Around the same time, Frank Rosenblatt, an American psychologist, introduced the idea of a device called the Perceptron (PDF–1.55MB), which mimicked the neural structure of the brain and showed an ability to learn. MIT’s Marvin Minsky and Seymour Papert then put a damper on this research in their 1969 book Perceptrons by showing mathematically that the Perceptron could only perform very basic tasks. Their book also discussed the difficulty of training multilayer neural networks.
In 1986, Geoffrey Hinton at the University of Toronto, along with colleagues David Rumelhart and Ronald Williams, solved this training problem with the publication of a now famous back-propagation training algorithm—although some practitioners point to a Finnish mathematician, Seppo Linnainmaa, as having invented back-propagation already in the 1960s. Yann LeCun at New York University pioneered the use of neural networks on image-recognition tasks and his 1998 paper (PDF–430KB) defined the concept of convolutional neural networks, which mimic the human visual cortex.

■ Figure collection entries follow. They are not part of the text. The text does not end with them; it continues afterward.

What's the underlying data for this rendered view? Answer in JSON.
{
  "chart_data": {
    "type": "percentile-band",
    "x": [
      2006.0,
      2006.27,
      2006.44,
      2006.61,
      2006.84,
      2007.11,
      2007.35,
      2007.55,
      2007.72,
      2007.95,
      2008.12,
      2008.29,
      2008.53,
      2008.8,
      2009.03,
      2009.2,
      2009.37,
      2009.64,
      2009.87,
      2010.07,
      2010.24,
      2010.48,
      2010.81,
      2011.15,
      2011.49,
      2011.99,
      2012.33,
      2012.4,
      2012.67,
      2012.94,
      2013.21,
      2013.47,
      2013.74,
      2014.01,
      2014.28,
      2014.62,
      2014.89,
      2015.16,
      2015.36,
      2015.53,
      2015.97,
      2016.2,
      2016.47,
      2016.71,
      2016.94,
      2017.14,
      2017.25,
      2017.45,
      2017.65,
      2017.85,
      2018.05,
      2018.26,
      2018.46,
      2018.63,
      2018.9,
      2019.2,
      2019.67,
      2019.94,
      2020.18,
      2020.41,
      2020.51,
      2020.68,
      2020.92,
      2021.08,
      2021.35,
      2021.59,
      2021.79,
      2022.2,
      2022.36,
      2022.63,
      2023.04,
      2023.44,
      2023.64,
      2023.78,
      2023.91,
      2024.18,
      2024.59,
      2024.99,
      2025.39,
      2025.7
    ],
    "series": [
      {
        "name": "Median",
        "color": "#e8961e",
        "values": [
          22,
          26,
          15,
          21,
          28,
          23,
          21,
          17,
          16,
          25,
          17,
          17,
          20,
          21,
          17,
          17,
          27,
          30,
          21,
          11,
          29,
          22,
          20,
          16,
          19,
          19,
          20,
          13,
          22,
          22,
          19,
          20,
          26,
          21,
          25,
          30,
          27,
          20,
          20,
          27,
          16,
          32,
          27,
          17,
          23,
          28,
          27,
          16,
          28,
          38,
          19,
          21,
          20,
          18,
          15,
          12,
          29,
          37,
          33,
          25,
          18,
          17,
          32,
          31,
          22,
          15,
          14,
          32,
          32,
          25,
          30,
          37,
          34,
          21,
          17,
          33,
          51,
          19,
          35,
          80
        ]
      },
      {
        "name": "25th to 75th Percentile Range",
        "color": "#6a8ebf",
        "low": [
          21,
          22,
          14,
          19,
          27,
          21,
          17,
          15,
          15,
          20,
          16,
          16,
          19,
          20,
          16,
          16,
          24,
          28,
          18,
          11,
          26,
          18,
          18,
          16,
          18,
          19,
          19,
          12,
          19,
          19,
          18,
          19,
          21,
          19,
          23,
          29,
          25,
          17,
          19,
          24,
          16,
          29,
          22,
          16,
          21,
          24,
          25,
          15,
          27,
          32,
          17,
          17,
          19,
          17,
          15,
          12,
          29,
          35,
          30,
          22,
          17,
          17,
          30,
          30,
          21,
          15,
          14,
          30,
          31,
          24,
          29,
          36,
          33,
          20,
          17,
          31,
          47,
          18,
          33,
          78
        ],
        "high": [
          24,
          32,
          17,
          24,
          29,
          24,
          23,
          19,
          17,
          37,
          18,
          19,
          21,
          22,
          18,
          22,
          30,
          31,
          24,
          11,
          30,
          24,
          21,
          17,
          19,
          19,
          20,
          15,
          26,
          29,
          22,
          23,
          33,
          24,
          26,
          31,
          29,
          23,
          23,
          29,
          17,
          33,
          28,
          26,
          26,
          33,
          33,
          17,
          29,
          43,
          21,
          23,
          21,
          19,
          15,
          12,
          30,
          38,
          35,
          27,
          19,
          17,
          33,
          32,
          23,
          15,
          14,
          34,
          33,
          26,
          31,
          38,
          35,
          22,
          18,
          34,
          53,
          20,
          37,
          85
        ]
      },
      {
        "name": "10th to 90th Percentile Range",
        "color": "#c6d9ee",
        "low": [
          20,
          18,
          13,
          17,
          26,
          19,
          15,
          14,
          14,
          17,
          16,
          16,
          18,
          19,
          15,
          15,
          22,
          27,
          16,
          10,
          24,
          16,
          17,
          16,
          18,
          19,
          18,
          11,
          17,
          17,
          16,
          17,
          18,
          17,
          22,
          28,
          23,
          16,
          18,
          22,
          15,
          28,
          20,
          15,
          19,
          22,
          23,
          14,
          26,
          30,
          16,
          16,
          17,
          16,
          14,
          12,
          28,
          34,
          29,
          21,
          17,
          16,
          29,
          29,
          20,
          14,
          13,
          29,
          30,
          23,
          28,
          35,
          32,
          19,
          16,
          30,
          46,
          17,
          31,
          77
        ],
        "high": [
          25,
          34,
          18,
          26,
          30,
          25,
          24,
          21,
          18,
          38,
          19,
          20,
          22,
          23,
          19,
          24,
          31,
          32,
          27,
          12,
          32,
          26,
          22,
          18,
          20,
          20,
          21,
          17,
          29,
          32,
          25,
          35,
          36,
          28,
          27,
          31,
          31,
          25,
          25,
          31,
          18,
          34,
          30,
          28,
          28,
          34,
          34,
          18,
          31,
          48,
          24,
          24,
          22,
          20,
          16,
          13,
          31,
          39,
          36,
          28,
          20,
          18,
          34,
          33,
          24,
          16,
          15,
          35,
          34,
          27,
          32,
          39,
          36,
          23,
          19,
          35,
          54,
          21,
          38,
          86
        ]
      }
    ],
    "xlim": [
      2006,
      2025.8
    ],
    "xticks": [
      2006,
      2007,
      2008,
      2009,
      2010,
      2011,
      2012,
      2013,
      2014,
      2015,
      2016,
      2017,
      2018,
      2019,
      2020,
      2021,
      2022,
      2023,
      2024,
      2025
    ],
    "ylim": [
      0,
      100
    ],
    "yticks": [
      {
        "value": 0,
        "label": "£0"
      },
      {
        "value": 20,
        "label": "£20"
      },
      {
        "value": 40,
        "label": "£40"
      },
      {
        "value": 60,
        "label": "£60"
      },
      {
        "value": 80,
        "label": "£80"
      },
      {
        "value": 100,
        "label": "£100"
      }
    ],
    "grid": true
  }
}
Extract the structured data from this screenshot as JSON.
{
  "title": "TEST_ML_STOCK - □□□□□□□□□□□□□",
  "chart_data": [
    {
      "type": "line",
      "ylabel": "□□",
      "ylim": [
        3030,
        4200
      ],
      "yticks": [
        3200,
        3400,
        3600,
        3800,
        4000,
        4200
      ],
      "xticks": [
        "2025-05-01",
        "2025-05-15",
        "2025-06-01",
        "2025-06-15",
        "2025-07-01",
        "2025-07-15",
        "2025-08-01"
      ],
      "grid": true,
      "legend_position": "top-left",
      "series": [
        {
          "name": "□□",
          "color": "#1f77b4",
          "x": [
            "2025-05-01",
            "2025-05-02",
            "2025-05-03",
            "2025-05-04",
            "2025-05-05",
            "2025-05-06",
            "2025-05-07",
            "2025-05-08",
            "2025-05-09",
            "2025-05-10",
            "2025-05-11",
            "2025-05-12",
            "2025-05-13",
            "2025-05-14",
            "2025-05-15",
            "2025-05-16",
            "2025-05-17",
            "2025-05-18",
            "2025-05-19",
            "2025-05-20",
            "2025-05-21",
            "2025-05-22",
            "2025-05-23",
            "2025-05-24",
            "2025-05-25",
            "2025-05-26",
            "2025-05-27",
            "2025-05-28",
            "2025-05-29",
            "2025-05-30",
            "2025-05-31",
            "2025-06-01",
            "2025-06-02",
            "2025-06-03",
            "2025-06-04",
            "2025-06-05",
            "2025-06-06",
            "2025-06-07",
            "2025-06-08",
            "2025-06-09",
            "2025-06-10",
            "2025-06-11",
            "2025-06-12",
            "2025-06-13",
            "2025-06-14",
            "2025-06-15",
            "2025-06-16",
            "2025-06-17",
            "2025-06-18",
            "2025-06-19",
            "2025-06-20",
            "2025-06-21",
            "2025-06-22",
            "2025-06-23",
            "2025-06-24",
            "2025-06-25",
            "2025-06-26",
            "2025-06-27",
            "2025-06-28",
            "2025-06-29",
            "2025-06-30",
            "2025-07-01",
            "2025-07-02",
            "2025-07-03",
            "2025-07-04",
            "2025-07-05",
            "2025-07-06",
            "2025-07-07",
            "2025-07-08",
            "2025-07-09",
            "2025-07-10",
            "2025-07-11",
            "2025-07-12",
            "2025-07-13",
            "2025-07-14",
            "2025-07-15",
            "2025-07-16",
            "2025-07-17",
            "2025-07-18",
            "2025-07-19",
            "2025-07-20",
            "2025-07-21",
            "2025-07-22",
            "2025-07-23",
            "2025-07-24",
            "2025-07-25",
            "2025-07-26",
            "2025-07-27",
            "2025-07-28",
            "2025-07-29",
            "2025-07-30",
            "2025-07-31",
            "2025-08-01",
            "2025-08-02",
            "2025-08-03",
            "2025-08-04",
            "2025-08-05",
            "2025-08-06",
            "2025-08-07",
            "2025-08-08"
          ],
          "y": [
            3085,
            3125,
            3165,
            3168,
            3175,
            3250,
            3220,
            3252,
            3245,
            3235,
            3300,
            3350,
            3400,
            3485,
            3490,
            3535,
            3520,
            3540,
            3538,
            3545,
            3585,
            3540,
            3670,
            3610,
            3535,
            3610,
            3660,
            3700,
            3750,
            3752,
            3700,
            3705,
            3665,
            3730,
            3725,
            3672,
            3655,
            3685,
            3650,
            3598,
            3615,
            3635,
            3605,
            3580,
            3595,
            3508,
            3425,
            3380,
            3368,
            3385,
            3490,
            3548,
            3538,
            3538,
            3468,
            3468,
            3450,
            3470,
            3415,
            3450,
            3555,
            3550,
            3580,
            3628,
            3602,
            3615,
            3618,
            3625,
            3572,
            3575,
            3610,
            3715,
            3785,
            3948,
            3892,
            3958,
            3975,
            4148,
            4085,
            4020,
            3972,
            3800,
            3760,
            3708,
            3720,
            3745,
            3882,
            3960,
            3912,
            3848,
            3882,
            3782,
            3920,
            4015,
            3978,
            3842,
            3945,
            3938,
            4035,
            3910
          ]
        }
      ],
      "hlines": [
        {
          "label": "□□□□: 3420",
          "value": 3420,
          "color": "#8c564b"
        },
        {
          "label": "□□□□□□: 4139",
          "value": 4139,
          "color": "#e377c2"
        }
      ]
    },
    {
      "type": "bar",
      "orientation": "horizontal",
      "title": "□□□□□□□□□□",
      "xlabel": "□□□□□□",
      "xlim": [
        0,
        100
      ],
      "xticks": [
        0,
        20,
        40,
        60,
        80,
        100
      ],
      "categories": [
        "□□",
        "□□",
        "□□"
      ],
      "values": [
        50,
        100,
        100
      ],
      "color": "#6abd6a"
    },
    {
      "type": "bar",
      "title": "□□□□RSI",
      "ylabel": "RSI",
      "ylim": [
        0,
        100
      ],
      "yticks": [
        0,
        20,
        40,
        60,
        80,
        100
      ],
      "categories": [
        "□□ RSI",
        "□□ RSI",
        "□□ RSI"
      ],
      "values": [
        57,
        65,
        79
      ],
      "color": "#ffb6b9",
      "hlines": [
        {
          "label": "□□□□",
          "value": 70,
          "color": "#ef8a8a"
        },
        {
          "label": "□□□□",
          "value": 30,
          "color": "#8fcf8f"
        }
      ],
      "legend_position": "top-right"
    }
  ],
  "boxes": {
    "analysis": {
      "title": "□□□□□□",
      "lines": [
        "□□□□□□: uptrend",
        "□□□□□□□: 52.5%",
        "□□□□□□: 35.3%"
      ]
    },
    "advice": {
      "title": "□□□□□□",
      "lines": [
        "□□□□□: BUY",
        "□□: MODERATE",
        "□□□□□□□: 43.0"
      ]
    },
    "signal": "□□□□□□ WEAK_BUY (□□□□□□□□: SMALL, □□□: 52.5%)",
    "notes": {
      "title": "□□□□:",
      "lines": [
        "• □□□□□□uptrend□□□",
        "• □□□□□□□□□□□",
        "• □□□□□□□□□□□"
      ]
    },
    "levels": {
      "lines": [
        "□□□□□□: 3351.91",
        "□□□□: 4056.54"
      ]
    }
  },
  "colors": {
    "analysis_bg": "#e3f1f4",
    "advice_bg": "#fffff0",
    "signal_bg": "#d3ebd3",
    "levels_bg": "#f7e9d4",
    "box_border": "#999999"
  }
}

In parallel, John Hopfield popularized the “Hopfield” network (PDF–1.13MB), which was the first recurrent neural network. This was subsequently expanded upon by Jürgen Schmidhuber and Sepp Hochreiter in 1997 with the introduction of the long short-term memory (LSTM) (PDF–388KB), greatly improving the efficiency and practicality of recurrent neural networks. Hinton and two of his students in 2012 highlighted the power of deep learning (PDF–1.35MB) when they obtained significant results in the well-known ImageNet competition, based on a dataset collated by Fei-Fei Li and others. At the same time, Jeffrey Dean and Andrew Ng were doing breakthrough work on large-scale image recognition (PDF–263KB) at Google Brain.
Deep learning also enhanced the existing field of reinforcement learning, led by researchers such as Richard Sutton (PDF–3.96MB), leading to the game-playing successes of systems developed by DeepMind. In 2014, Ian Goodfellow published a paper on generative adversarial networks (PDF–527KB), which along with reinforcement learning has become the focus of much of the recent research in the field.
Continuing advances in artificial-intelligence (AI) capabilities have led to Stanford University’s One Hundred Year Study on Artificial Intelligence, founded by Eric Horvitz, building on the longstanding research he and his colleagues have led at Microsoft Research. We have benefited from the input and guidance of many of these pioneers in our research over the past few years.